A multinational clinical research company with approximately 1500 workers dispersed across 6 countries, Navitas Life Sciences is supported by technology. For the life sciences, Navitas offers end-to-end services and solutions. By combining the talents of a full-service CRO, a technology-led life sciences services provider, Navitas assists its clients to solve their drug development needs. With end-to-end clinical trial solutions for drug development requirements and more, they are accelerating access to improved healthcare for people across the world. constructing future-focused creative solutions. Navitas Life Sciences has a track record of successfully launching biologics and biosimilar medications. Drugs produced utilizing sophisticated procedures from live creatures are known as biologics or biological products. Care must be used when handling and producing these medications. Therapeutic proteins, cell treatments, monoclonal antibodies, and vaccinations are examples of biologics.
Navitas Data Sciences builds bespoke teams of highly skilled Statistical Programmers (both US-based and Global Programmers), Biostatisticians, and Data Managers. “We have always provided skilled employees to meet our sponsor’s needs. No matter the size and phase of your study, our work is completed with the utmost precision and accuracy. The experience level of our professional resources, coupled with a remote worker status, provides for an advanced, efficient, and smart work model for our sponsors.”
The effective commercialization of big-molecule biologics is a specialty of Navitas Life Sciences. Site selection and patient recruitment might be difficult during a biologic or biosimilar trial because of the particular needs of these studies, which may limit the patient pool. A lack of cutting-edge infrastructure, a lack of clinical knowledge, and a lack of effective collaboration with international regulatory bodies are further impediments. Effective techniques have been created by Navitas Life Sciences to address these issues. Srinivasan HR, CEO of Navitas Life Sciences, says that “Together, we intend to create a world-class enterprise making meaningful strides in our ability to deliver improved trial outcomes to the biopharma landscape.”

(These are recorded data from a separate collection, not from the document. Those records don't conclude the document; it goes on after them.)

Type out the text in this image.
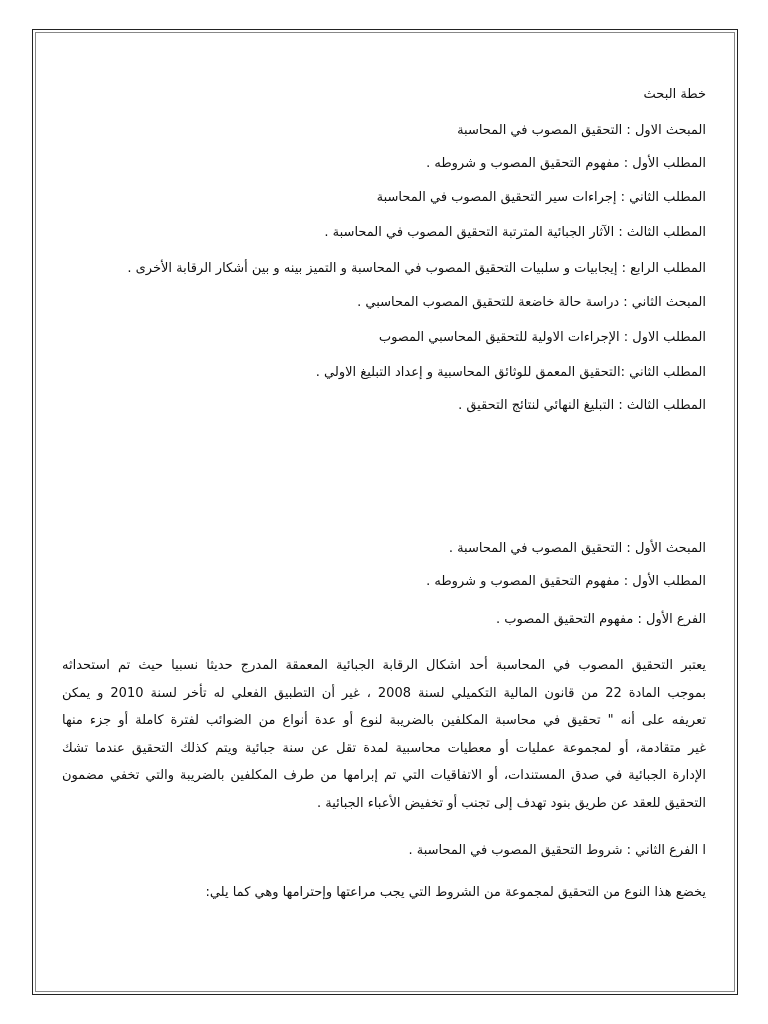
خطة البحث
المبحث الاول : التحقيق المصوب في المحاسبة
المطلب الأول : مفهوم التحقيق المصوب و شروطه .
المطلب الثاني : إجراءات سير التحقيق المصوب في المحاسبة
المطلب الثالث : الآثار الجبائية المترتبة التحقيق المصوب في المحاسبة .
المطلب الرابع : إيجابيات و سلبيات التحقيق المصوب في المحاسبة و التميز بينه و بين أشكار الرقابة الأخرى .
المبحث الثاني : دراسة حالة خاضعة للتحقيق المصوب المحاسبي .
المطلب الاول : الإجراءات الاولية للتحقيق المحاسبي المصوب
المطلب الثاني :التحقيق المعمق للوثائق المحاسبية و إعداد التبليغ الاولي .
المطلب الثالث : التبليغ النهائي لنتائج التحقيق .
المبحث الأول : التحقيق المصوب في المحاسبة .
المطلب الأول : مفهوم التحقيق المصوب و شروطه .
الفرع الأول : مفهوم التحقيق المصوب .
يعتبر التحقيق المصوب في المحاسبة أحد اشكال الرقابة الجبائية المعمقة المدرج حديثا نسبيا حيث تم استحداثه
بموجب المادة 22 من قانون المالية التكميلي لسنة 2008 ، غير أن التطبيق الفعلي له تأخر لسنة 2010 و يمكن
تعريفه على أنه " تحقيق في محاسبة المكلفين بالضريبة لنوع أو عدة أنواع من الضوائب لفترة كاملة أو جزء منها
غير متقادمة، أو لمجموعة عمليات أو معطيات محاسبية لمدة تقل عن سنة جبائية ويتم كذلك التحقيق عندما تشك
الإدارة الجبائية في صدق المستندات، أو الاتفاقيات التي تم إبرامها من طرف المكلفين بالضريبة والتي تخفي مضمون
التحقيق للعقد عن طريق بنود تهدف إلى تجنب أو تخفيض الأعباء الجبائية .
ا الفرع الثاني : شروط التحقيق المصوب في المحاسبة .
يخضع هذا النوع من التحقيق لمجموعة من الشروط التي يجب مراعتها وإحترامها وهي كما يلي:
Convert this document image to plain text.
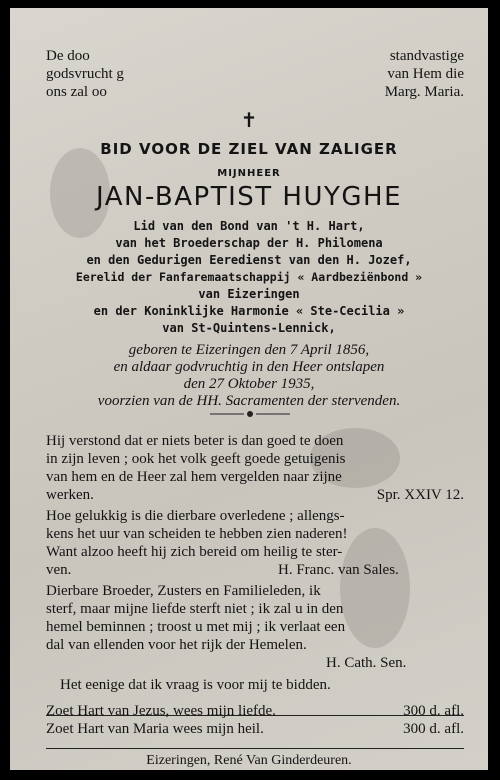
De doo	standvastige
godsvrucht g	van Hem die
ons zal oo	Marg. Maria.
✝
BID VOOR DE ZIEL VAN ZALIGER
MIJNHEER
JAN-BAPTIST HUYGHE
Lid van den Bond van 't H. Hart,
van het Broederschap der H. Philomena
en den Gedurigen Eeredienst van den H. Jozef,
Eerelid der Fanfaremaatschappij « Aardbeziënbond »
van Eizeringen
en der Koninklijke Harmonie « Ste-Cecilia »
van St-Quintens-Lennick,
geboren te Eizeringen den 7 April 1856,
en aldaar godvruchtig in den Heer ontslapen
den 27 Oktober 1935,
voorzien van de HH. Sacramenten der stervenden.
Hij verstond dat er niets beter is dan goed te doen
in zijn leven ; ook het volk geeft goede getuigenis
van hem en de Heer zal hem vergelden naar zijne
werken.	Spr. XXIV 12.
Hoe gelukkig is die dierbare overledene ; allengs-
kens het uur van scheiden te hebben zien naderen!
Want alzoo heeft hij zich bereid om heilig te ster-
ven.	H. Franc. van Sales.
Dierbare Broeder, Zusters en Familieleden, ik
sterf, maar mijne liefde sterft niet ; ik zal u in den
hemel beminnen ; troost u met mij ; ik verlaat een
dal van ellenden voor het rijk der Hemelen.
H. Cath. Sen.
Het eenige dat ik vraag is voor mij te bidden.
Zoet Hart van Jezus, wees mijn liefde.	300 d. afl.
Zoet Hart van Maria wees mijn heil.	300 d. afl.
Eizeringen, René Van Ginderdeuren.
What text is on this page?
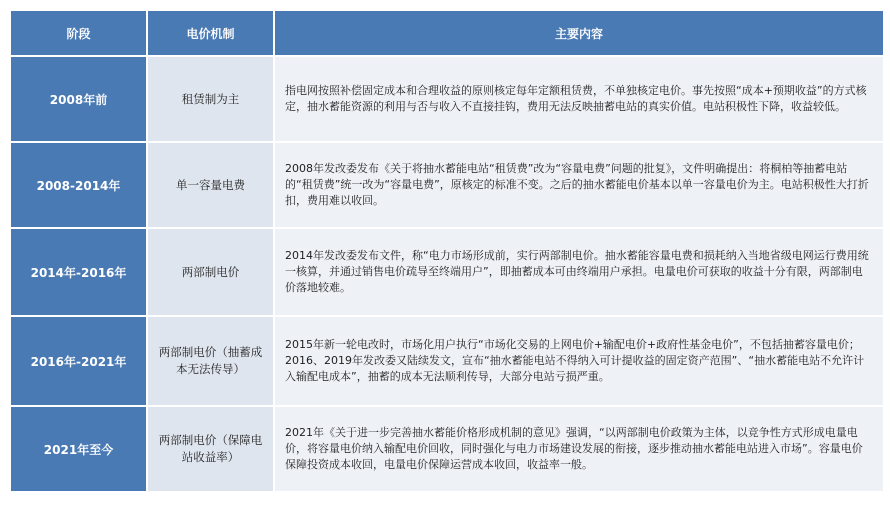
阶段	电价机制	主要内容
2008年前	租赁制为主	指电网按照补偿固定成本和合理收益的原则核定每年定额租赁费，不单独核定电价。事先按照“成本+预期收益”的方式核定，抽水蓄能资源的利用与否与收入不直接挂钩，费用无法反映抽蓄电站的真实价值。电站积极性下降，收益较低。
2008-2014年	单一容量电费	2008年发改委发布《关于将抽水蓄能电站“租赁费”改为“容量电费”问题的批复》，文件明确提出：将桐柏等抽蓄电站的“租赁费”统一改为“容量电费”，原核定的标准不变。之后的抽水蓄能电价基本以单一容量电价为主。电站积极性大打折扣，费用难以收回。
2014年-2016年	两部制电价	2014年发改委发布文件，称“电力市场形成前，实行两部制电价。抽水蓄能容量电费和损耗纳入当地省级电网运行费用统一核算，并通过销售电价疏导至终端用户”，即抽蓄成本可由终端用户承担。电量电价可获取的收益十分有限，两部制电价落地较难。
2016年-2021年	两部制电价（抽蓄成本无法传导）	2015年新一轮电改时，市场化用户执行“市场化交易的上网电价+输配电价+政府性基金电价”，不包括抽蓄容量电价；2016、2019年发改委又陆续发文，宣布“抽水蓄能电站不得纳入可计提收益的固定资产范围”、“抽水蓄能电站不允许计入输配电成本”，抽蓄的成本无法顺利传导，大部分电站亏损严重。
2021年至今	两部制电价（保障电站收益率）	2021年《关于进一步完善抽水蓄能价格形成机制的意见》强调，“以两部制电价政策为主体，以竞争性方式形成电量电价，将容量电价纳入输配电价回收，同时强化与电力市场建设发展的衔接，逐步推动抽水蓄能电站进入市场”。容量电价保障投资成本收回，电量电价保障运营成本收回，收益率一般。
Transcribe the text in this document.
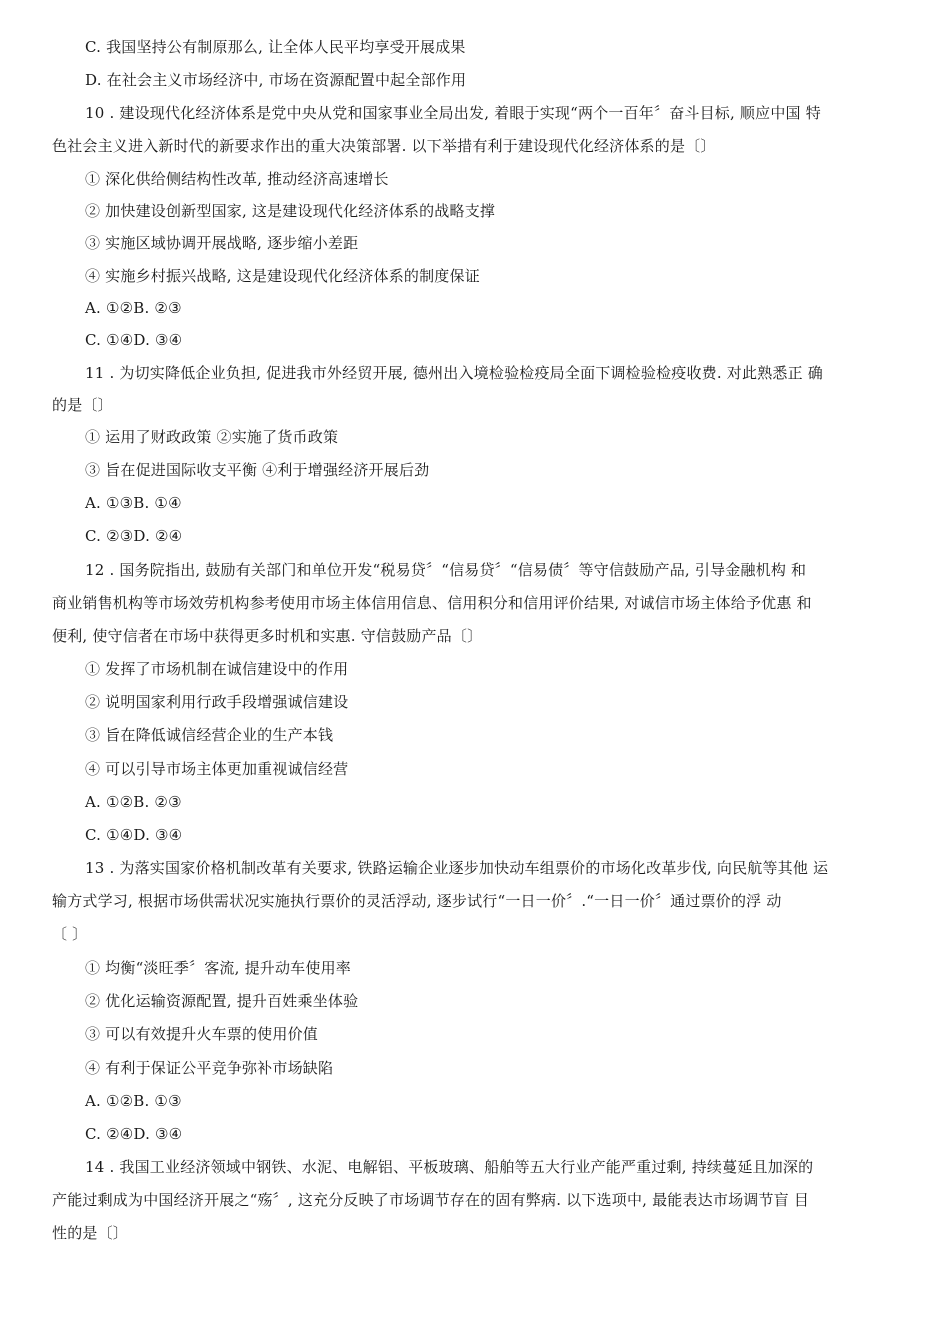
C. 我国坚持公有制原那么, 让全体人民平均享受开展成果
D. 在社会主义市场经济中, 市场在资源配置中起全部作用
10 . 建设现代化经济体系是党中央从党和国家事业全局出发, 着眼于实现“两个一百年〞奋斗目标, 顺应中国 特
色社会主义进入新时代的新要求作出的重大决策部署. 以下举措有利于建设现代化经济体系的是〔〕
① 深化供给侧结构性改革, 推动经济高速增长
② 加快建设创新型国家, 这是建设现代化经济体系的战略支撑
③ 实施区域协调开展战略, 逐步缩小差距
④ 实施乡村振兴战略, 这是建设现代化经济体系的制度保证
A. ①②B. ②③
C. ①④D. ③④
11 . 为切实降低企业负担, 促进我市外经贸开展, 德州出入境检验检疫局全面下调检验检疫收费. 对此熟悉正 确
的是〔〕
① 运用了财政政策 ②实施了货币政策
③ 旨在促进国际收支平衡 ④利于增强经济开展后劲
A. ①③B. ①④
C. ②③D. ②④
12 . 国务院指出, 鼓励有关部门和单位开发“税易贷〞“信易贷〞“信易债〞等守信鼓励产品, 引导金融机构 和
商业销售机构等市场效劳机构参考使用市场主体信用信息、信用积分和信用评价结果, 对诚信市场主体给予优惠 和
便利, 使守信者在市场中获得更多时机和实惠. 守信鼓励产品〔〕
① 发挥了市场机制在诚信建设中的作用
② 说明国家利用行政手段增强诚信建设
③ 旨在降低诚信经营企业的生产本钱
④ 可以引导市场主体更加重视诚信经营
A. ①②B. ②③
C. ①④D. ③④
13 . 为落实国家价格机制改革有关要求, 铁路运输企业逐步加快动车组票价的市场化改革步伐, 向民航等其他 运
输方式学习, 根据市场供需状况实施执行票价的灵活浮动, 逐步试行“一日一价〞.“一日一价〞通过票价的浮 动
〔 〕
① 均衡“淡旺季〞客流, 提升动车使用率
② 优化运输资源配置, 提升百姓乘坐体验
③ 可以有效提升火车票的使用价值
④ 有利于保证公平竞争弥补市场缺陷
A. ①②B. ①③
C. ②④D. ③④
14 . 我国工业经济领域中钢铁、水泥、电解铝、平板玻璃、船舶等五大行业产能严重过剩, 持续蔓延且加深的
产能过剩成为中国经济开展之“殇〞, 这充分反映了市场调节存在的固有弊病. 以下选项中, 最能表达市场调节盲 目
性的是〔〕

Bringing a medicine to market typically takes 10 to 15 years and 1.5 to 2 billion dollars; this enormous sum necessitates effective monitoring to ensure maximum effectiveness. Some of the obstacles to a successful study include good clinical endpoint detection and productive patient monitoring. Near real-time trial data is provided by One Clinical by Navitas, which may be utilized to better manage these difficulties. Utilizing such sophisticated analytics ensures prompt remedial action and addresses pressing problems as they arise. This can aid in the efficient use of resources, which may save both time and money. To help government and commercial sponsors address the safety and efficacy of novel COVID-19 medicines, Navitas Life Sciences has promptly mobilized its clinical trial services. This has been done by drawing on its extensive knowledge and experience.
Navitas’ knowledge of vaccines and infectious diseases, together with the flexible, scalable, and personalized engagement approaches, enables Navitas Life Sciences to provide integrated services and results for the COVID-19 products. Navitas manages inhalation research that entails dealing with certain difficulties and complications. Their studies can be customized using the knowledge and skills to meet both the criteria of regulatory agencies and the unique requirements of medicine. Navitas Life Sciences has the potential to be the go-to partner as a global life sciences organization with more than 30 years of expertise in running full-service clinical studies.